Climatology of the global summer monsoon rainy seasons: Revisited from a high-resolution satellite climate data record

Abstract

Reliable information on the monsoon rainfall at finer spatiotemporal scales has always been crucial for applications in hydrometeorology, water resource management, disaster prevention, and assessment of numerical model outputs. Here, the spatial-temporal characteristics of the summer monsoon rainy seasons worldwide are revisited using a global, high-resolution, bias-corrected satellite rainfall climate data record. The Precipitation Estimation from Remotely Sensed Information using Artificial Neural Networks–Climate Data Record (PERSIANN-CDR) provides 0.25° rainfall estimates for the latitude band 60°S–60°N from 1983 to the near present. The global monsoon regimes are defined based on the annual rainfall range and the summer rainfall ratio.
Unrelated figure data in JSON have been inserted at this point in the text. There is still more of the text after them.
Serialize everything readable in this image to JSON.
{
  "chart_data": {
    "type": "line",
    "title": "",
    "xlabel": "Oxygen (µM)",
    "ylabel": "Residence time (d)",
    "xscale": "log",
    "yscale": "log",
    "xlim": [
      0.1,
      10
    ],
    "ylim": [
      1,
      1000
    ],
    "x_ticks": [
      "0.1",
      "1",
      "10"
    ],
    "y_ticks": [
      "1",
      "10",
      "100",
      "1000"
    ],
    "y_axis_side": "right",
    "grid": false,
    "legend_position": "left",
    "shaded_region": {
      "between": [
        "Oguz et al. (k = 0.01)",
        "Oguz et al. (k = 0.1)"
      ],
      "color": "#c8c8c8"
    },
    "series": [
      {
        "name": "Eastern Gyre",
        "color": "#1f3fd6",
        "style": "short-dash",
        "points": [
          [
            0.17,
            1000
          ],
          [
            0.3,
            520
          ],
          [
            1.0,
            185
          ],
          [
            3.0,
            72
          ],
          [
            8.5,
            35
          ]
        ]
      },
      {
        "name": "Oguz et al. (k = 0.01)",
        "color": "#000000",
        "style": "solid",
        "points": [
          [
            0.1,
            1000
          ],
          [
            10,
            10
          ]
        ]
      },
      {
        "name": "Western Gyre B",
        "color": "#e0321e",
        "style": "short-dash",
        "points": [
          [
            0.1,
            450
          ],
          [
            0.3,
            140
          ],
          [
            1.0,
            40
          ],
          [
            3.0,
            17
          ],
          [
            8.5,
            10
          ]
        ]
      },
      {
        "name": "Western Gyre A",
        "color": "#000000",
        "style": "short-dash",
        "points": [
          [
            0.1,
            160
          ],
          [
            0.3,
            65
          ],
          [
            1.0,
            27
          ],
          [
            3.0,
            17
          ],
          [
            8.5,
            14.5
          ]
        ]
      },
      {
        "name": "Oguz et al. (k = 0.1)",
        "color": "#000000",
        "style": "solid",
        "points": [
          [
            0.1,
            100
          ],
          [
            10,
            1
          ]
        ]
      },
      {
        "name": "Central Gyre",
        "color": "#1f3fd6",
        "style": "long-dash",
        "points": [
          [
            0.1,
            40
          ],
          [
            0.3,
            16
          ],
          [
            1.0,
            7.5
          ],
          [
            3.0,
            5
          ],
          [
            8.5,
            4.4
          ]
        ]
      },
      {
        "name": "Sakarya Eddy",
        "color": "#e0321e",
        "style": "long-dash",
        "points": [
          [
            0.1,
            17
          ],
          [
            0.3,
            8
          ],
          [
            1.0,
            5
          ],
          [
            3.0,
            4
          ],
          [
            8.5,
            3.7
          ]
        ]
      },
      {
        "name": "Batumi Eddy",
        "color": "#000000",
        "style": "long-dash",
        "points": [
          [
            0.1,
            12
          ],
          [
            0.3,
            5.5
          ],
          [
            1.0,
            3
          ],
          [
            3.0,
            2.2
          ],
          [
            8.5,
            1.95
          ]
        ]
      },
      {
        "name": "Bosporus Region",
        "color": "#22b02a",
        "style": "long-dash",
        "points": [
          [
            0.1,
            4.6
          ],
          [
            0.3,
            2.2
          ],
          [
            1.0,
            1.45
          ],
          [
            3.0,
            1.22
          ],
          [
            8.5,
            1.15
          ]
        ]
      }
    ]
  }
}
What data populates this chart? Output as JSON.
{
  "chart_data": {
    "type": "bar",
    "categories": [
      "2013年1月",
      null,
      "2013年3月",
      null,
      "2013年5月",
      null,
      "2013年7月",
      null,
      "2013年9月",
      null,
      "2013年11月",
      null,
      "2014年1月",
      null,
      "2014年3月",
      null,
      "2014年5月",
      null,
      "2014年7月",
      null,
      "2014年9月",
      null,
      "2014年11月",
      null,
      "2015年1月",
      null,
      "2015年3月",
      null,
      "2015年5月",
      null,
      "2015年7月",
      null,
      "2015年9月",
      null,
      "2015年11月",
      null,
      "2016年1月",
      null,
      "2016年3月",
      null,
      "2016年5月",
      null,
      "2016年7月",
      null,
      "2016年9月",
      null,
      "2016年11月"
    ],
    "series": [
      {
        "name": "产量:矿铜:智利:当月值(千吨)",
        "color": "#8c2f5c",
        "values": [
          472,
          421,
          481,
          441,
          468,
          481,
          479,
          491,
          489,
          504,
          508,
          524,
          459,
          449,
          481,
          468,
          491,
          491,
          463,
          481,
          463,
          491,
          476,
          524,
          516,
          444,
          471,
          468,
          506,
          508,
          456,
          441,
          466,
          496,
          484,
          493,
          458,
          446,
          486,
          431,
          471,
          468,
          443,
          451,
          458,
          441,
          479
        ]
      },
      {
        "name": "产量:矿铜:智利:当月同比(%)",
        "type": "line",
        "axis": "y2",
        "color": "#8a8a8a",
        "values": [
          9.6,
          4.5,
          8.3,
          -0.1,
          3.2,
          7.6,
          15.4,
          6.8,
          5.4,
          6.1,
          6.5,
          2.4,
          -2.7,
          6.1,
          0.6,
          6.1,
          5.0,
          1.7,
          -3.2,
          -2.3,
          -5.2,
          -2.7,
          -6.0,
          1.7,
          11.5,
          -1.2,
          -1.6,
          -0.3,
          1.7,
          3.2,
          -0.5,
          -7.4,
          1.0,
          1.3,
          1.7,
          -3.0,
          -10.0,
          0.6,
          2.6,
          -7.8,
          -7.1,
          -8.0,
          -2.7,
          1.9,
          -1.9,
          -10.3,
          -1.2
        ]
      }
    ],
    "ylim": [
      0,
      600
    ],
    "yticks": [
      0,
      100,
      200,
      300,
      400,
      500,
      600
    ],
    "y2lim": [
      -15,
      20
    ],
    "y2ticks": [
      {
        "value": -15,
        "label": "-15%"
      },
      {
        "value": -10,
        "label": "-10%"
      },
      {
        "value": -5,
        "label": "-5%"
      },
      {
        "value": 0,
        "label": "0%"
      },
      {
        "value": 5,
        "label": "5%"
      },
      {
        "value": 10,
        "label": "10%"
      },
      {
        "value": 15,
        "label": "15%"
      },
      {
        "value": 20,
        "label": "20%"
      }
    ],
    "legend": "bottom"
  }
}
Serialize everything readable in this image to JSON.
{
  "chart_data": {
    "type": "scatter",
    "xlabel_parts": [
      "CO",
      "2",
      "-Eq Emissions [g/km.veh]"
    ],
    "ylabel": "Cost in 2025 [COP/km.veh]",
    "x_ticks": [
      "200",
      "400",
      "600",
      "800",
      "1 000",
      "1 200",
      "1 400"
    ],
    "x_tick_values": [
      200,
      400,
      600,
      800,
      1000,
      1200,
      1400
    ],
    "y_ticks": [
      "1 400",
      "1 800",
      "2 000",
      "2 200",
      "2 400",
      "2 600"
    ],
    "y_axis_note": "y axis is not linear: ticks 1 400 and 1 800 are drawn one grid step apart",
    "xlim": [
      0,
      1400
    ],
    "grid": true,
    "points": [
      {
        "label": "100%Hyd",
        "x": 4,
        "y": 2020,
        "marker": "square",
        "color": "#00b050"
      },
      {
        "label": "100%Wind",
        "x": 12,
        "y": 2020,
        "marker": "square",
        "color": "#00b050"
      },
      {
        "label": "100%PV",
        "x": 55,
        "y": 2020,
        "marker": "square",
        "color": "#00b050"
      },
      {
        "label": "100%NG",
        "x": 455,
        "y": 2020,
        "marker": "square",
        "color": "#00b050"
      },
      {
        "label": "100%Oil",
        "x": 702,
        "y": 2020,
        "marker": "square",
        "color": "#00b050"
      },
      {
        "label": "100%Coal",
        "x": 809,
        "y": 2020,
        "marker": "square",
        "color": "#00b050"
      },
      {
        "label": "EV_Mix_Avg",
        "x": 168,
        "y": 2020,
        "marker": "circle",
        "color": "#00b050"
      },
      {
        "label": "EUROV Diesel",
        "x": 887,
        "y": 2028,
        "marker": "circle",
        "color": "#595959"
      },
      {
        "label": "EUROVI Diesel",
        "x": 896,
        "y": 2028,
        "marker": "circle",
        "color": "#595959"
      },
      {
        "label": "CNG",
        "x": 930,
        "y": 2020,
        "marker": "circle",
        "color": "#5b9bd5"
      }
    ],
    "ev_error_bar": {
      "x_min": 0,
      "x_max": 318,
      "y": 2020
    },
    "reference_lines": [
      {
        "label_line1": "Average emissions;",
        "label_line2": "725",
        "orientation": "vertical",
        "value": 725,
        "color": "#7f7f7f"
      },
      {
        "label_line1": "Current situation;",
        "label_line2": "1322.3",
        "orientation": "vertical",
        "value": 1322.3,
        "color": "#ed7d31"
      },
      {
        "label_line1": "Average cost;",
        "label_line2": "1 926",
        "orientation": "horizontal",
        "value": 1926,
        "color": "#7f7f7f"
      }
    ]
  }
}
The onset, peak, and withdrawal of the rainy season are then determined using a concise yet pertinent rainfall parameter with universal objective criteria.Overall, six major summer monsoon regimes of the globe, the Asian Monsoon, Indonesian–Australian monsoon, North African monsoon, South African monsoon, North American and South American monsoon, are all reasonably represented by PERSIANN-CDR. The progression patterns of climatological onset, peak, and withdrawal phases of these monsoons are consistent with those reported by previous global and regional monsoon studies. Furthermore, compared with other coarser resolution satellite rainfall estimates such as the Climate Prediction Center Merged Analysis of Precipitation (CMAP), the present result is clearly in better agreement with that obtained from ground-based observations since it allows the determination of more detailed information associated with local-scale factors such as the sharp land-sea contrast, local surface heating, and topography effects. However, some “spots”, particularly over complex topography lacking ground truth validations, are revealed to have rainy season characteristics that differ substantially from those over the surrounding areas and have not been fully described by published literature. These distinct features need to be confirmed by further regional monsoon studies.